Os anos 1960 foram marcados por fundos que perseguiam retornos imediatos, um salto nos investimentos corporativos e um Federal Reserve relutante em estourar a bolha de confiança dos investidores. Era uma época em que o dinheiro parecia infinito, até deixar de ser. Investidores se concentravam em conglomerados e nas chamadas “one-decision stocks”, ações tidas como infalíveis, baseados na crença de que escala e inovação seriam capazes de desafiar a gravidade. Com o tempo, porém, os “pulmões financeiros” do sistema começaram a se fechar. Tanto os gastos fiscais militares e em bem-estar social, quanto o aperto no ciclo de crédito em 1966, evidenciaram desequilíbrios crescentes no balanço de pagamentos, e acabaram provocando problemas de liquidez e uma dolorosa correção em 1969–1970. A lição daquele episódio não foi de que o crescimento ou a inovação eram ilusões, mas de que regimes de liquidez podem ruir mesmo quando as narrativas permanecem convincentes. Quando o custo de captação se desconecta da política monetária, a realidade dos balanços substitui as histórias de valorização.

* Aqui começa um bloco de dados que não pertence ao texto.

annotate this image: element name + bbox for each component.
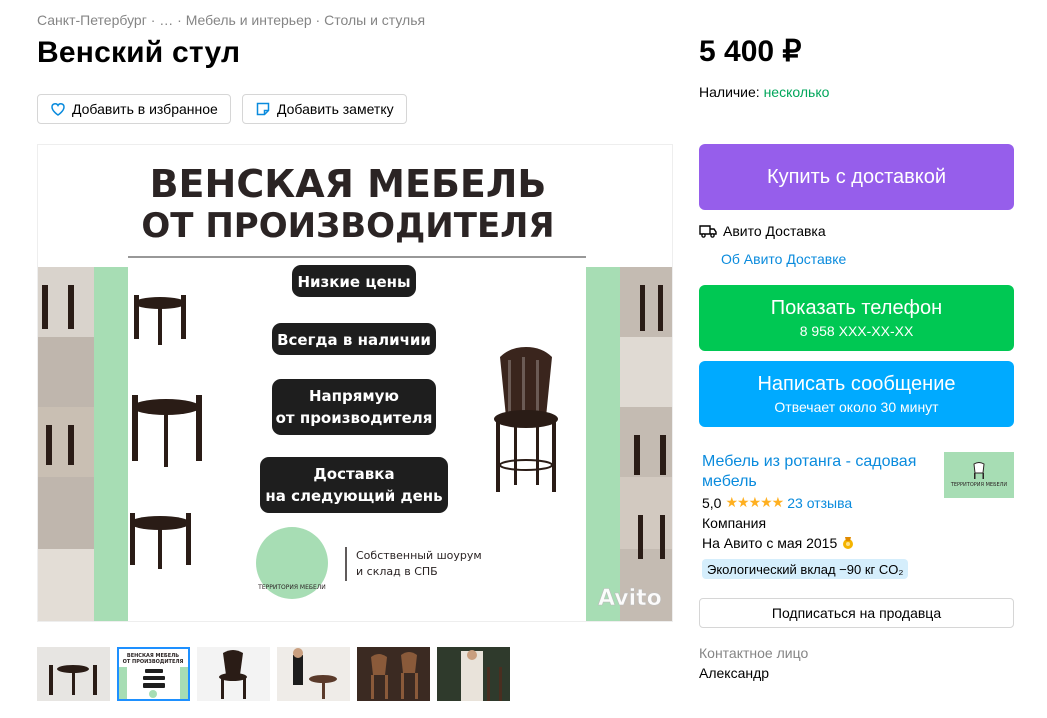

Hoje, o mercado também atravessa um superciclo de investimentos em capital (capex) nos setores de computação, energia e logística. A amplitude dos lucros está melhorando e as máximas dos índices são vistas como provas de força. Mas o “encanamento” do sistema financeiro fala por si a SOFR indica escassez de reservas, o QT continua pressionando os balanços dos bancos e o dólar não cede porque falta colateral em dólar. Cerca de um terço das small caps ainda não é lucrativo e tem custo de capital acima do retorno esperado, uma provável inclinação da curva de juros tenderia a favorecer as grandes empresas de sempre e as mais líquidas financeiramente. A inovação é real e o capex é transformador, mas um possível problema não estaria na imaginação, e sim na elasticidade do financiamento, exatamente como nos anos 1960. Se as autoridades monetárias não levarem isso em conta, a próxima correção não será uma crítica à inteligência artificial ou à produtividade, será apenas um ajuste de preços para refletir a liquidez que o mercado já vem sussurrando há semanas.